Dengelenmiş bir cihaz, 37 santigrat derecede dakikada 1,5 mikrolitre akış altında mikroskop üzerine yerleştirildiğinde, hücreler yaklaşık iki saat boyunca düzgün ve sabit üstel faz büyümesine devam edecektir. Üstel faz büyümesine devam eden hücreler, en az 24 saat boyunca parlak alan veya floresan mikroskobu kullanılarak güvenilir bir şekilde görüntülenebilir. Bir orta anahtarının tanıtılması, yürütülebilecek deney yelpazesini genişletir, ancak aynı zamanda girişte yerinden çıkan ve besleme kanalından geçen hava kabarcıkları veya hücre kümelerinin varlığı yoluyla katastrofik hücre ölümü olaylarının sıklığını artırır.

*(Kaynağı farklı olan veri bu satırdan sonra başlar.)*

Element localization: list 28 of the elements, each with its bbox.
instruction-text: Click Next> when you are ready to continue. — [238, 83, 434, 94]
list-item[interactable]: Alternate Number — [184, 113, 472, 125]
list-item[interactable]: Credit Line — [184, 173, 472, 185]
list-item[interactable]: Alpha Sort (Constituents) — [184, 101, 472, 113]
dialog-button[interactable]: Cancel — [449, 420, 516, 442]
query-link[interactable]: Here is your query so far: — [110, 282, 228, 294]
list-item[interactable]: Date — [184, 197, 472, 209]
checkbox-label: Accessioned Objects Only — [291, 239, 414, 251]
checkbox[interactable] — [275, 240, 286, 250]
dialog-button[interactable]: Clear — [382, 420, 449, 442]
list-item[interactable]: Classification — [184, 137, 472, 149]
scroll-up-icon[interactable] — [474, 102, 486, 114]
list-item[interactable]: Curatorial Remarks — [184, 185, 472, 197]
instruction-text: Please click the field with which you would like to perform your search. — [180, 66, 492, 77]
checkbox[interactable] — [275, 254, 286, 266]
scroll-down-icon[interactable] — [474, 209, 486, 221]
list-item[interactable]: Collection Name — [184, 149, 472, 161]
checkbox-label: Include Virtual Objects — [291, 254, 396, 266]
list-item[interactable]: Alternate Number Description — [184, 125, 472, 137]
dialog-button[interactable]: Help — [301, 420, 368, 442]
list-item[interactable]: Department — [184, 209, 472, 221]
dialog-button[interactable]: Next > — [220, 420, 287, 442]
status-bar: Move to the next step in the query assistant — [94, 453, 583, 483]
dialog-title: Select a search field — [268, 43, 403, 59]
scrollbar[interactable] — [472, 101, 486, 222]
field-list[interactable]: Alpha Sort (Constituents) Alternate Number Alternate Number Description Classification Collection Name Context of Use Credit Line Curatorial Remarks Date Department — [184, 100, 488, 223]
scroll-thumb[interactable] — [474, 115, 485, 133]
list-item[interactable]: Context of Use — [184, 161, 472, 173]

Bir kez ustalaştıktan sonra, bu teknik uygun şekilde yapılırsa yaklaşık beş saat içinde yapılabilir. Bu prosedürü kullanarak, farklı floresan raportörler, suşlar ve çevresel koşullarla, çok nadir veya geçici olaylar da dahil olmak üzere çok çeşitli fizyolojik olaylar incelenebilir.
View the full transcript and gain access to thousands of scientific videos
Bu makale, özellikle Bacillus subtilis kullanarak bireysel bakteri hücre soylarını analiz etmek için bir mikrofluidik yöntemi sunar. Teknik, kontrollü büyüme koşulları altında hücre nesillerinin uzun süreli gözlemini sağlar ve geleneksel mikrobiyoloji yöntemlerinin sınırlamalarını giderir.